My sister lived in New York for like five years and I used to go visit her all the time. I don’t know. When I read the script there seemed to be a sort of voice that was just there as soon as you read it. I’ve never had a dialect coach or anything. Ironically I’ve only had a dialect coach for this film I’m doing now, which I’m doing now in an English accent. (laughs) I guess I’ve forgotten how to do an English accent.
But what was it like for you to film in Queens, at NYU, what was that like?
It was nice. Obviously it was great for doing stuff at NYU, you’re filming at NYU, which is perfect. I like this bar, I went in there a few times before we starting shooting. That’s not really research. (laughing) Oh yeah I just went to a couple of bars. (laughs)
It reminded me of James Dean on a slight, with the Rebel Without A Cause. Did you think of him in sort of a classical way? When you said he’s rebelling against himself, that this is just someone who’s just someone who’s sort of in a fury about the way the world is.

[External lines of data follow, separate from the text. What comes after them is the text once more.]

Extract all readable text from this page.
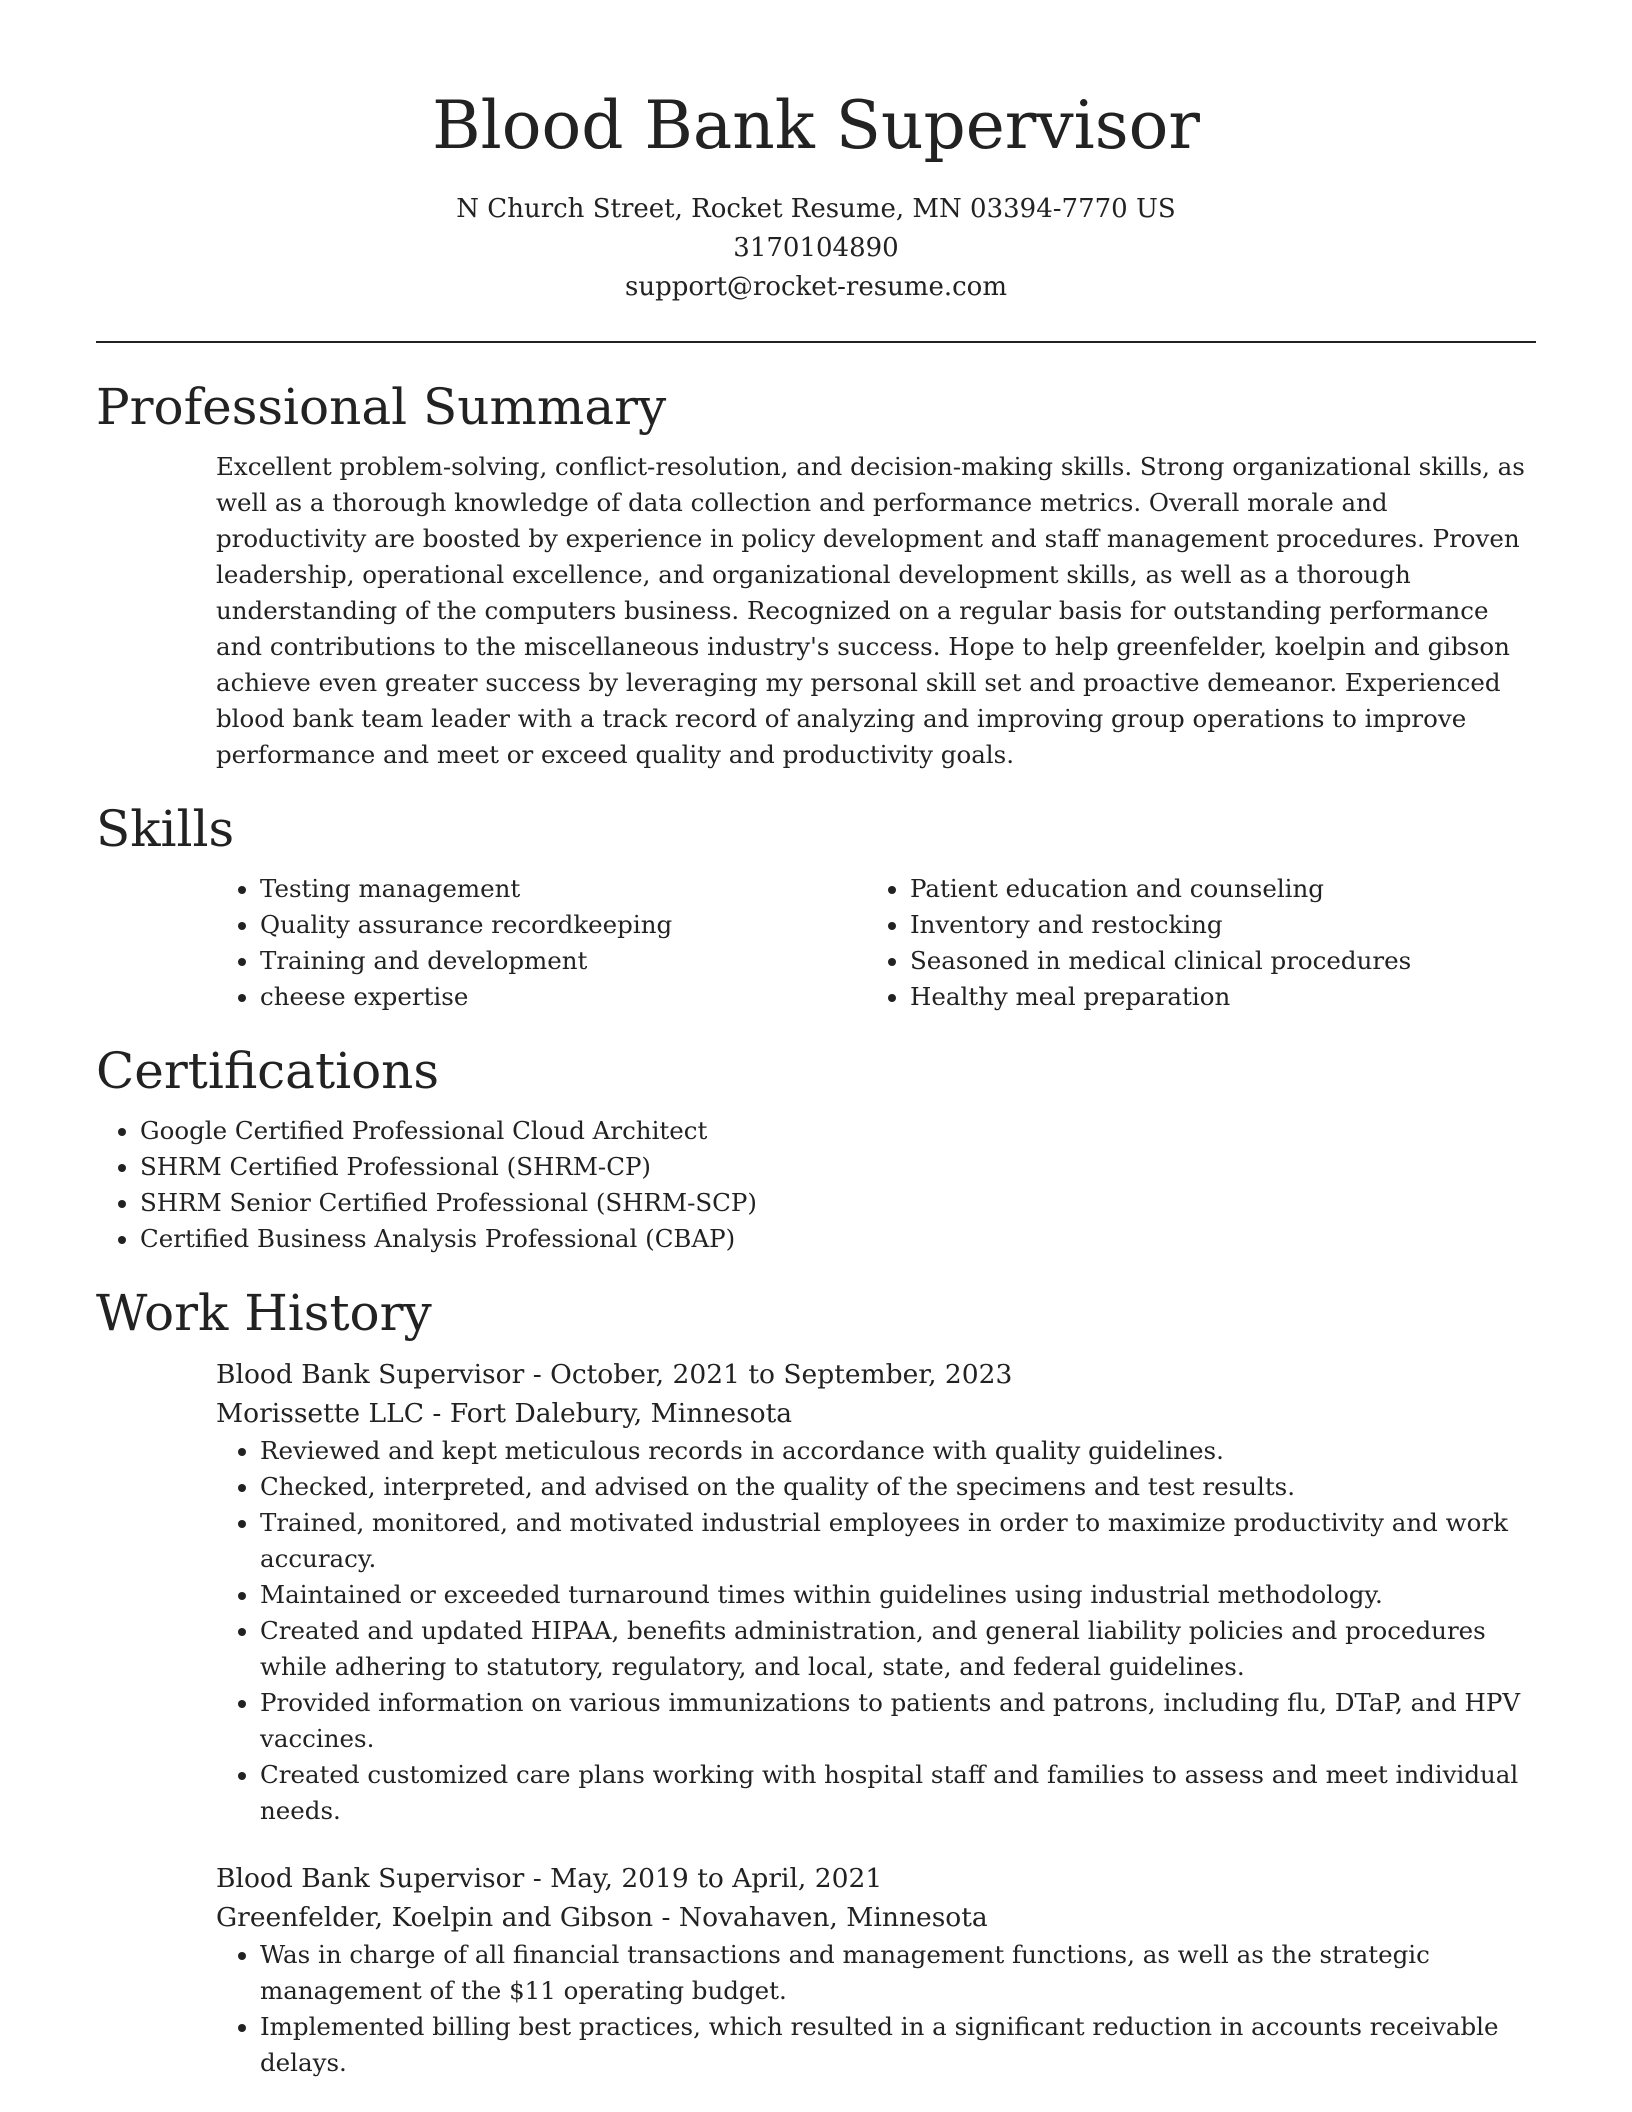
Blood Bank Supervisor
N Church Street, Rocket Resume, MN 03394-7770 US
3170104890
support@rocket-resume.com
Professional Summary

Excellent problem-solving, conflict-resolution, and decision-making skills. Strong organizational skills, as well as a thorough knowledge of data collection and performance metrics. Overall morale and productivity are boosted by experience in policy development and staff management procedures. Proven leadership, operational excellence, and organizational development skills, as well as a thorough understanding of the computers business. Recognized on a regular basis for outstanding performance and contributions to the miscellaneous industry's success. Hope to help greenfelder, koelpin and gibson achieve even greater success by leveraging my personal skill set and proactive demeanor. Experienced blood bank team leader with a track record of analyzing and improving group operations to improve performance and meet or exceed quality and productivity goals.

Skills
• Testing management
• Quality assurance recordkeeping
• Training and development
• cheese expertise
• Patient education and counseling
• Inventory and restocking
• Seasoned in medical clinical procedures
• Healthy meal preparation
Certifications
• Google Certified Professional Cloud Architect
• SHRM Certified Professional (SHRM-CP)
• SHRM Senior Certified Professional (SHRM-SCP)
• Certified Business Analysis Professional (CBAP)
Work History
Blood Bank Supervisor - October, 2021 to September, 2023
Morissette LLC - Fort Dalebury, Minnesota
• Reviewed and kept meticulous records in accordance with quality guidelines.
• Checked, interpreted, and advised on the quality of the specimens and test results.
• Trained, monitored, and motivated industrial employees in order to maximize productivity and work accuracy.
• Maintained or exceeded turnaround times within guidelines using industrial methodology.
• Created and updated HIPAA, benefits administration, and general liability policies and procedures while adhering to statutory, regulatory, and local, state, and federal guidelines.
• Provided information on various immunizations to patients and patrons, including flu, DTaP, and HPV vaccines.
• Created customized care plans working with hospital staff and families to assess and meet individual needs.
Blood Bank Supervisor - May, 2019 to April, 2021
Greenfelder, Koelpin and Gibson - Novahaven, Minnesota
• Was in charge of all financial transactions and management functions, as well as the strategic management of the $11 operating budget.
• Implemented billing best practices, which resulted in a significant reduction in accounts receivable delays.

I think it’s a fairly typical state to be in. I think there’s that element, but I was also interested in the kind of, in Tyler there was a lot of elements of sort of arrogant things about him, which I thought were quite interesting. To have a loss in your family, and then I think a lot of the fighting in his family is because he feels like the attention has kind of gone off of him a bit. You have these petty things, which turn you into this iconic rebel or whatever, and it’s just based on these silly things, kind of like almost despicable emotions that you have about it. I tried to make that apparent in Remember Me. There’s a reason why James Dean stereotype is so common, especially in actors, I think. I think its pretty real. It’s also an ideal for young guys I think. I think, anyway. Because as soon as you stop struggling against something, what have you got to do? That’s the whole point being young, struggling against things.